Collect your goals and tactics for the year, and begin to map out your Key Performance Indicators (KPIs) for each. If you’ve done this already, share it with a second set of eyes to be sure you’re tracking the right things. From here, understand how you can pull these data points from your various analytics platform tools (web analytics, social analytics, audience surveys, internal stakeholder feedback, etc.). Data benchmarks are helpful to create valuable content, help you set purposeful targets, gain insights into industry trends, and allow you to see how you’re doing compared to similar organizations.

3. Keep your goals front and center

Once the ball starts rolling, it’s easy to immerse yourself in the tactical side of things, which can sometimes leave the goals of each tactic behind. Why are we publishing this many blogs per week? Why are we launching audience surveys? While you set them out in advance, don’t forget to keep your top-level goals linked to everything you do.

Include your goals and aligning KPIs within each tactical item plan. For example, add columns to label each alongside each item in your editorial and events calendars to remind yourself why you are doing these things. This will act as a reminder to you to craft content that aims for impact and measures how well you are engaging your audiences and fulfilling organizational mission, goals, and values.

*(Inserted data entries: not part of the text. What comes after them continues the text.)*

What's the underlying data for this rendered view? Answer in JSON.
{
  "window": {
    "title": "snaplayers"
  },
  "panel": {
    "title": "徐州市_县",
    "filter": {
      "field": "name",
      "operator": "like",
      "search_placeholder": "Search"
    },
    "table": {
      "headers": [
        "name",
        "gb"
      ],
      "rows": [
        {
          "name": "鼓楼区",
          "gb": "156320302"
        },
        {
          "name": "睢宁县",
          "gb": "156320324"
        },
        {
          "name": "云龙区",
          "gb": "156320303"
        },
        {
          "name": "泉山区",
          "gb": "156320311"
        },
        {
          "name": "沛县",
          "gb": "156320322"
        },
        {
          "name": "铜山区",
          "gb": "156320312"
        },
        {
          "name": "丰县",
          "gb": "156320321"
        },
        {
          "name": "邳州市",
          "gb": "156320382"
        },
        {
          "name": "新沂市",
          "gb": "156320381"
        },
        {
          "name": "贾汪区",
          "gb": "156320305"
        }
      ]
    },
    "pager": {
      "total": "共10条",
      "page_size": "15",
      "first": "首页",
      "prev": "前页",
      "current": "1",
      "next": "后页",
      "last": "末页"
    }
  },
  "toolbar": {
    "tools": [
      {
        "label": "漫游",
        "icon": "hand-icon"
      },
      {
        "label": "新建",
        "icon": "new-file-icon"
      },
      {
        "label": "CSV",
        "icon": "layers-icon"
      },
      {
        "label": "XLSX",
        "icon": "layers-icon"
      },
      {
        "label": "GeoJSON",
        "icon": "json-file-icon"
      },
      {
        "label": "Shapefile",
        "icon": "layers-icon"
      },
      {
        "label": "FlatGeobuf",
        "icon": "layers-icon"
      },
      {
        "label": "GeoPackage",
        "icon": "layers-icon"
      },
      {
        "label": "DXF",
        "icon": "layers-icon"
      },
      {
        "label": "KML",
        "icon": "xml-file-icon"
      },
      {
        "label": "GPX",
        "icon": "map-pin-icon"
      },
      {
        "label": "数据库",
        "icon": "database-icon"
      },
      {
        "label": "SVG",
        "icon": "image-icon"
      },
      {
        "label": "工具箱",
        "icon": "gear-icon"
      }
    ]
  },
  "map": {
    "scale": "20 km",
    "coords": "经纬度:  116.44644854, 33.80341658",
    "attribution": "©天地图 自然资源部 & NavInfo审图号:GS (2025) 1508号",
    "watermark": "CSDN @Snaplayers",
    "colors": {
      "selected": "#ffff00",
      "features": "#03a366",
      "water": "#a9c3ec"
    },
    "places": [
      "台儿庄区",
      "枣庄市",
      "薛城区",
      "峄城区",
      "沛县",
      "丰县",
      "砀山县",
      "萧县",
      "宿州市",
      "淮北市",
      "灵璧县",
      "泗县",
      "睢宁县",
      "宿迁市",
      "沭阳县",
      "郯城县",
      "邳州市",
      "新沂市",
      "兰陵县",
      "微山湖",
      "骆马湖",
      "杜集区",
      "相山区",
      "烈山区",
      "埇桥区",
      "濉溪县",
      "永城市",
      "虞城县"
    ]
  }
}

4. Connect with your audiences

It’s not news that knowing your audience helps you gain efficiencies in all parts of your organization. The key is to know your audience and what they care about so that your message resonates with them. You are more successful when you pay attention to what your audience wants and needs — and develop great resources for them to get the answers they seek.

Conduct audience research to understand what motivates your audiences and what could possibly stop them from taking action. Then, build tailored messages and define how you will communicate to them across each/all of your platforms. Finally, create clear avenues for users to contribute to your mission by developing multiple navigation paths and calls-to-action that map to your goals and audience needs.

5. Collect and create impact stories

Knowing exactly what you are trying to achieve and being able to reliably measure your performance against these goals is of utmost importance, but it’s also crucial to collect and communicate the impact you are making to your audiences, internal stakeholders, funders, and supporters.

Don’t just focus on the sum of your activities. Look at the data that’s coming out of your tactical plan and make the connections between it and the communities and issues your organization is working hard to support. This is often one of the biggest challenges for organizations as framing and communicating impact is harder than it looks. Beyond data, this is where speaking to audiences directly can result in both inspiration and feedback you weren’t necessarily focused on.

Above all, take a deep breath and tackle things realistically. As digital communications professionals, we have endless lists of tactics, ideas, data, and feedback to sift through. Stay on target to what you’ve committed to at the highest level, and that will be your North Star. Happy 2020 – you’re going to do great things, we know it!